Zivtech already had significant site building experience in the field of education. But TIME for Kids posed new challenges, not least of which was building an application accessible to children.
Throughout the project, our development team remained in close collaboration with editors at TIME for Kids. This collaboration and their expertise was essential to building an intuitive front-end user experience (UX) that was child friendly. Our developers used Drupal to build dynamic flashcards. We simplified the node creation/edit form and made design improvements for accessibility, such as increasing the size of fonts and buttons. On the backend, we created views bulk operations based pages and implemented help text for editors directly into views, node forms, and field descriptions.
Usability testing was a key component of the TIME for Kids project. Our developers already knew children have difficulty using a mouse to drag, drop, and scroll. Moreover, many have yet to learn typing skills. But we were surprised to discover other stumbling blocks.
In testing young children, we found they frequently did not understand a broad range of interface text including, for example, the acronym "URL." Children tended only to utilize the most basic application features. They also skipped instructions—especially those that were lengthy or in small font—because of the assumption that they were meant for adults. Children also tended to double-click buttons and "enter" after completing text fields.

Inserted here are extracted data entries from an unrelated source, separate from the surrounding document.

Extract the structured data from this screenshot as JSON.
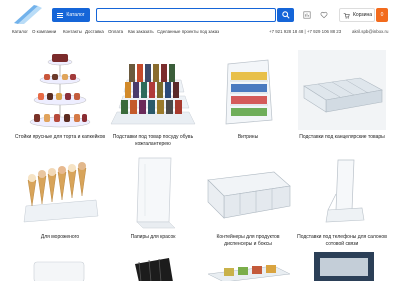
{
  "header": {
    "catalog_label": "Каталог",
    "search_placeholder": "",
    "cart_label": "Корзина",
    "cart_count": "0"
  },
  "nav": {
    "items": [
      "Каталог",
      "О компании",
      "Контакты",
      "Доставка",
      "Оплата",
      "Как заказать",
      "Сделанные проекты под заказ"
    ],
    "phones": "+7 921 928 18 48 | +7 929 106 88 23",
    "email": "akril.spb@inbox.ru"
  },
  "products": [
    {
      "name": "Стойки ярусные для торта и капкейков"
    },
    {
      "name": "Подставки под товар посуду обувь кожгалантерею"
    },
    {
      "name": "Витрины"
    },
    {
      "name": "Подставки под канцелярские товары"
    },
    {
      "name": "Для мороженого"
    },
    {
      "name": "Папиры для красок"
    },
    {
      "name": "Контейнеры для продуктов диспенсеры и боксы"
    },
    {
      "name": "Подставки под телефоны для салонов сотовой связи"
    }
  ],
  "colors": {
    "accent": "#1565d8",
    "cart_badge": "#f26b1d"
  },
  "icons": [
    "logo-icon",
    "menu-icon",
    "search-icon",
    "compare-icon",
    "heart-icon",
    "cart-icon"
  ]
}
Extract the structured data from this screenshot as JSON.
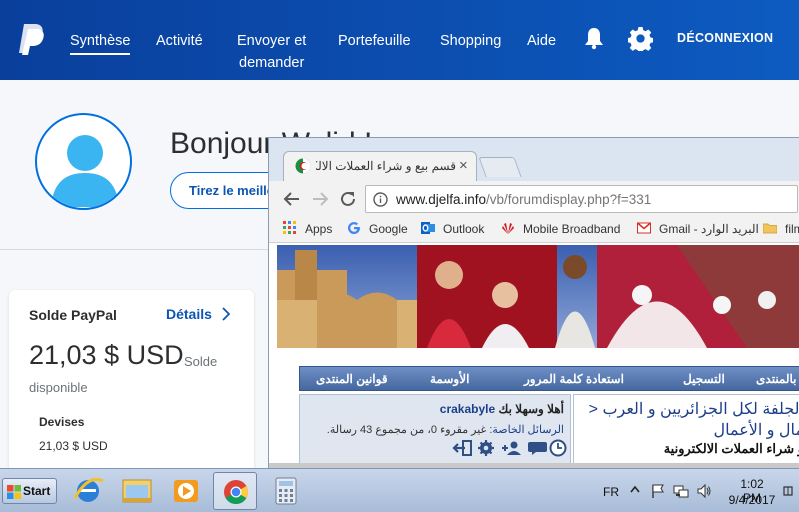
{
  "paypal": {
    "nav": [
      {
        "label": "Synthèse"
      },
      {
        "label": "Activité"
      },
      {
        "label_line1": "Envoyer et",
        "label_line2": "demander"
      },
      {
        "label": "Portefeuille"
      },
      {
        "label": "Shopping"
      },
      {
        "label": "Aide"
      }
    ],
    "logout": "DÉCONNEXION",
    "greeting": "Bonjour Walid !",
    "cta_button": "Tirez le meilleur parti de PayPal",
    "balance": {
      "title": "Solde PayPal",
      "details_link": "Détails",
      "amount": "21,03 $ USD",
      "sub_line1": "Solde",
      "sub_line2": "disponible",
      "currencies_title": "Devises",
      "currency_row": "21,03 $ USD"
    },
    "colors": {
      "header": "#0d5bc1",
      "link": "#0c55b5"
    }
  },
  "browser": {
    "tab_title": "قسم بيع و شراء العملات الالكترونية",
    "tab_close": "×",
    "url_host": "www.djelfa.info",
    "url_path": "/vb/forumdisplay.php?f=331",
    "bookmarks": [
      {
        "label": "Apps",
        "icon": "apps-grid-icon"
      },
      {
        "label": "Google",
        "icon": "google-icon"
      },
      {
        "label": "Outlook",
        "icon": "outlook-icon"
      },
      {
        "label": "Mobile Broadband",
        "icon": "huawei-icon"
      },
      {
        "label": "Gmail - البريد الوارد",
        "icon": "gmail-icon"
      },
      {
        "label": "film",
        "icon": "folder-icon"
      }
    ]
  },
  "forum": {
    "nav": [
      "قوانين المنتدى",
      "الأوسمة",
      "استعادة كلمة المرور",
      "التسجيل",
      "بالمنتدى"
    ],
    "welcome_prefix": "أهلا وسهلا بك ",
    "username": "crakabyle",
    "pm_label": "الرسائل الخاصة:",
    "pm_text": " غير مقروء 0، من مجموع 43 رسالة.",
    "breadcrumb_1": "الجلفة لكل الجزائريين و العرب <",
    "breadcrumb_2": "مال و الأعمال",
    "breadcrumb_3": "و شراء العملات الالكترونية"
  },
  "taskbar": {
    "start": "Start",
    "apps": [
      "internet-explorer-icon",
      "file-explorer-icon",
      "media-player-icon",
      "chrome-icon",
      "calculator-icon"
    ],
    "language": "FR",
    "time": "1:02 PM",
    "date": "9/4/2017"
  }
}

Our developers and designers quickly learned about building a successful user experience for children. For example, font must be greater than 12px and children themselves should be asked to re-write interface text. But pages should still function like modern websites. Organizations should not "hide the real web" by creating alternative experiences (e.g., flash-based sites or applications). Children build and reinforce useful skills while navigating real patterns and form elements. For this reason, our developers found that simplification was beneficial only to a point.
Privacy requirements posed another challenge with TIME for Kids. Children’s information cannot be stored to a database. We surmounted this challenge by providing the option to save to RTF or print. Our developers obscured URLs specific to custom flashcards and built a views-based custom cron job to expire cards after two weeks time.